Yes, Sir. The terms are as follows: The defendants in those cases will pay to the plaintiffs in those cases the sum of Eighty-Thousand Dollars ($80,000.00). Sixty-Thousand Dollars ($60,000.00) of that eighty will be paid immediately; twenty thousand will be paid within the next two weeks. So this week, we'll have sixty, the balance will be within the next two weeks. There will be mutual releases, mutual orders for dismissals. Neither party will—after the payment of the eighty-thousand dollars, neither party owes anybody any money. They are completely released from any liability to each other. And the court can go ahead, if it would, and do a form order.

The dissent latches on to the fact that the administrative judge, not the trial judge, signed the Form 4 order. However, the Form 4 order identified the settlement agreement by rule number. It is purely a technical, legalistic review to conclude the settlement agreement is not encapsulated into the Form 4 order. There is a direct correlation of the Form 4 order and the settlement agreement placed on the record in open court.

We find the material terms of the settlement were read into the record and complied with Rule 43(k). Concomitantly, the settlement agreement is enforceable and binding.

IV. FORM 4 ORDER

The appellants maintain the circuit court erred in holding Chris Cloyd in contempt because there was no final order. We disagree.

We hold there is a final order in this case. The appellants misconstrue and misperceive the potency of a Form 4 order. In effect, the argument of the appellants negates practicality and places form over substance.

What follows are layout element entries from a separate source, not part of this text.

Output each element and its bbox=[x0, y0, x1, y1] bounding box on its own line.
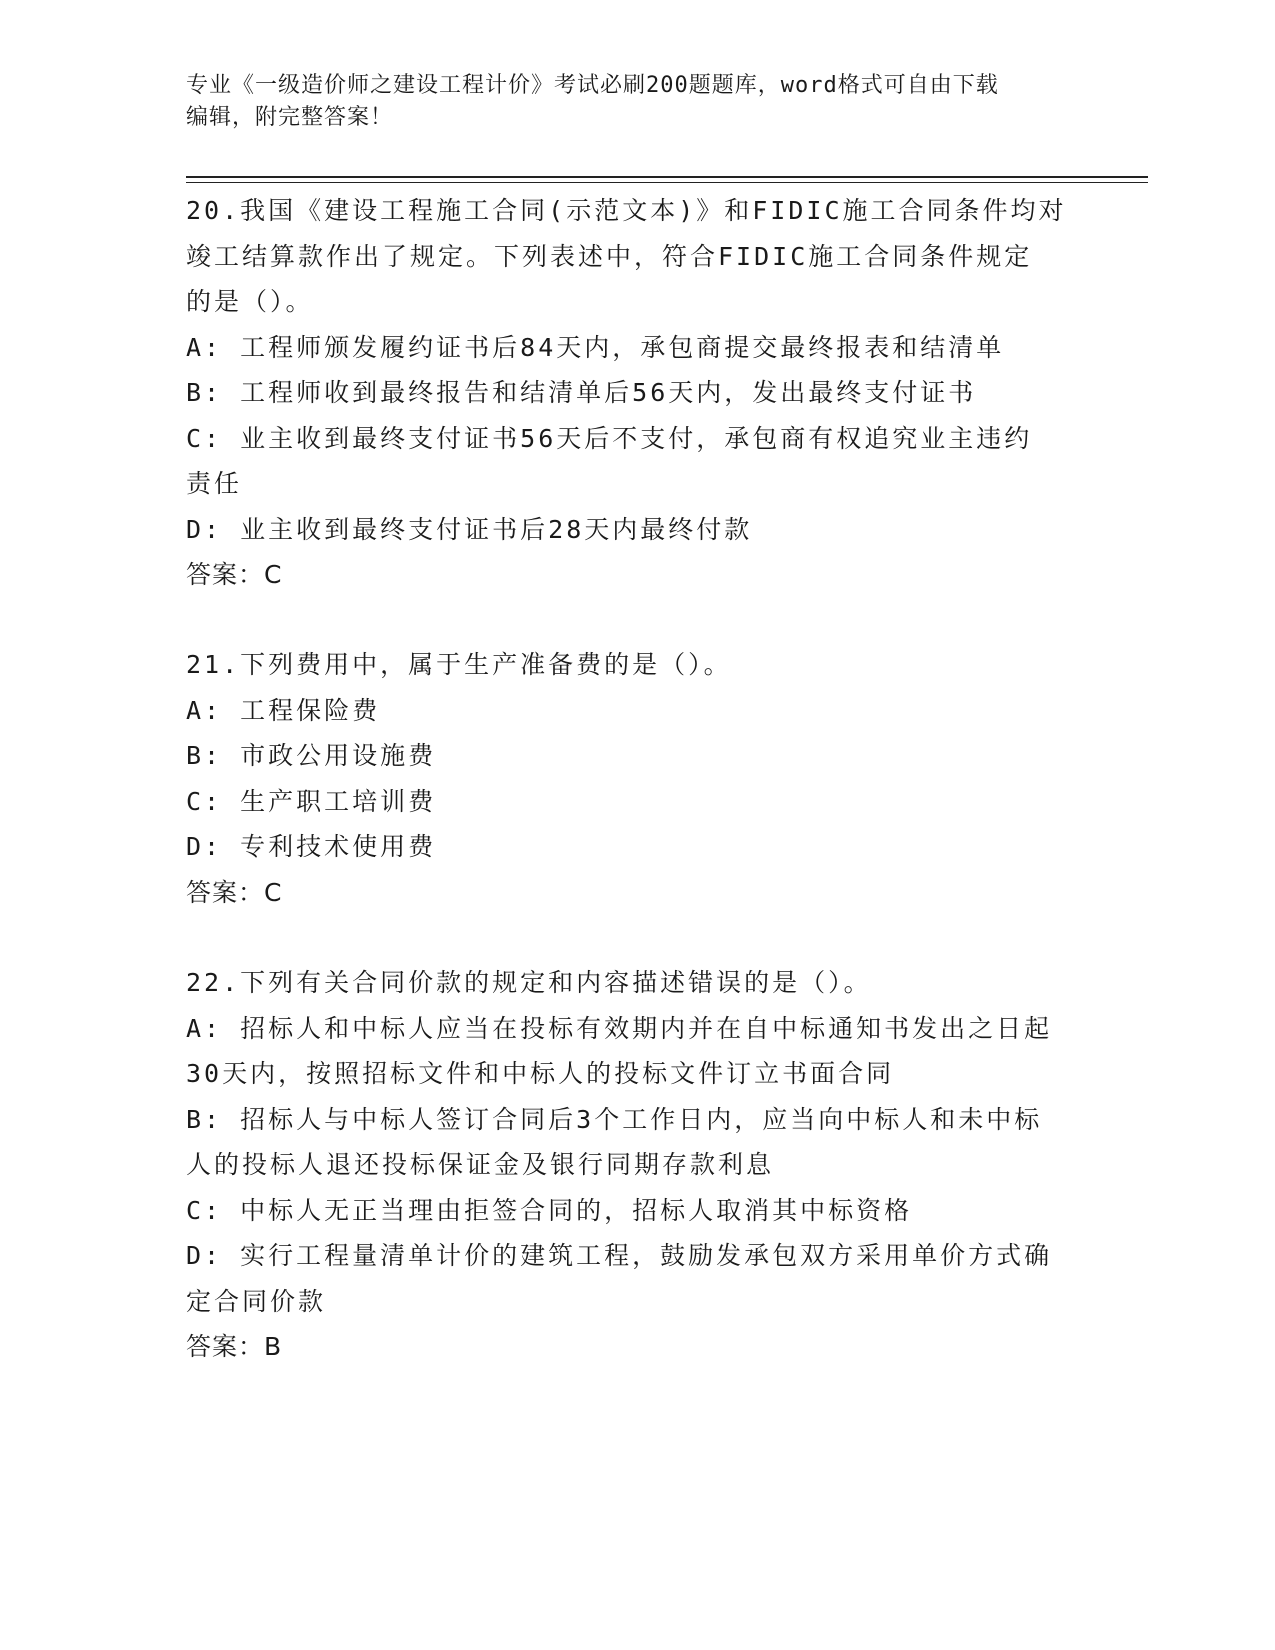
header-line-1: 专业《一级造价师之建设工程计价》考试必刷200题题库，word格式可自由下载 bbox=[186, 73, 999, 98]
question-stem-line: 22.下列有关合同价款的规定和内容描述错误的是（）。 bbox=[186, 968, 872, 997]
page-header bbox=[186, 70, 1086, 134]
option-c: C: 中标人无正当理由拒签合同的，招标人取消其中标资格 bbox=[186, 1195, 913, 1225]
option-a-continued: 30天内，按照招标文件和中标人的投标文件订立书面合同 bbox=[186, 1059, 895, 1088]
question-stem-line: 的是（）。 bbox=[186, 287, 314, 316]
question-stem-line: 20.我国《建设工程施工合同(示范文本)》和FIDIC施工合同条件均对 bbox=[186, 196, 1067, 225]
option-b: B: 工程师收到最终报告和结清单后56天内，发出最终支付证书 bbox=[186, 378, 977, 407]
option-d-continued: 定合同价款 bbox=[186, 1286, 327, 1316]
option-a: A: 工程师颁发履约证书后84天内，承包商提交最终报表和结清单 bbox=[186, 332, 1005, 362]
option-c: C: 生产职工培训费 bbox=[186, 786, 437, 816]
option-c: C: 业主收到最终支付证书56天后不支付，承包商有权追究业主违约 bbox=[186, 423, 1033, 453]
option-b: B: 市政公用设施费 bbox=[186, 741, 437, 770]
option-a: A: 招标人和中标人应当在投标有效期内并在自中标通知书发出之日起 bbox=[186, 1013, 1053, 1043]
option-b: B: 招标人与中标人签订合同后3个工作日内，应当向中标人和未中标 bbox=[186, 1104, 1043, 1134]
header-divider-thick bbox=[186, 176, 1148, 178]
option-d: D: 业主收到最终支付证书后28天内最终付款 bbox=[186, 514, 753, 544]
header-line-2: 编辑，附完整答案！ bbox=[186, 105, 394, 130]
option-a: A: 工程保险费 bbox=[186, 695, 381, 725]
answer-label: 答案：C bbox=[186, 877, 283, 907]
option-d: D: 专利技术使用费 bbox=[186, 832, 437, 861]
question-20 bbox=[186, 188, 1086, 598]
question-stem-line: 竣工结算款作出了规定。下列表述中，符合FIDIC施工合同条件规定 bbox=[186, 241, 1033, 271]
answer-label: 答案：B bbox=[186, 1332, 283, 1361]
question-21 bbox=[186, 642, 1086, 915]
header-divider-thin bbox=[186, 182, 1148, 183]
option-b-continued: 人的投标人退还投标保证金及银行同期存款利息 bbox=[186, 1150, 775, 1179]
question-22 bbox=[186, 960, 1086, 1370]
question-stem-line: 21.下列费用中，属于生产准备费的是（）。 bbox=[186, 650, 732, 679]
option-c-continued: 责任 bbox=[186, 469, 243, 498]
option-d: D: 实行工程量清单计价的建筑工程，鼓励发承包双方采用单价方式确 bbox=[186, 1241, 1053, 1270]
answer-label: 答案：C bbox=[186, 560, 283, 589]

Facially, factually and legally, the Form 4 order issued by Judge Marc H. Westbrook is a FINAL ORDER. Absolutely nothing remained to be done by the circuit judge after the signing of the order.

The Form 4 order provides:

CHECK ONE:
[] JURY VERDICT. This action came before the court for a trial by jury. The issues have been tried and a verdict rendered.
[] DECISION BY THE COURT. This action came to trial or hearing before the court. The issues have been tried or heard and a decision rendered.
[X] ACTION DISMISSED. (CHECK REASON ): []Rule 12(b), SCRCP; [] Rule 41(a), SCRCP (Vol.Nonsuit) [X] Rule 43(k), SCRCP (Settled); []Other________.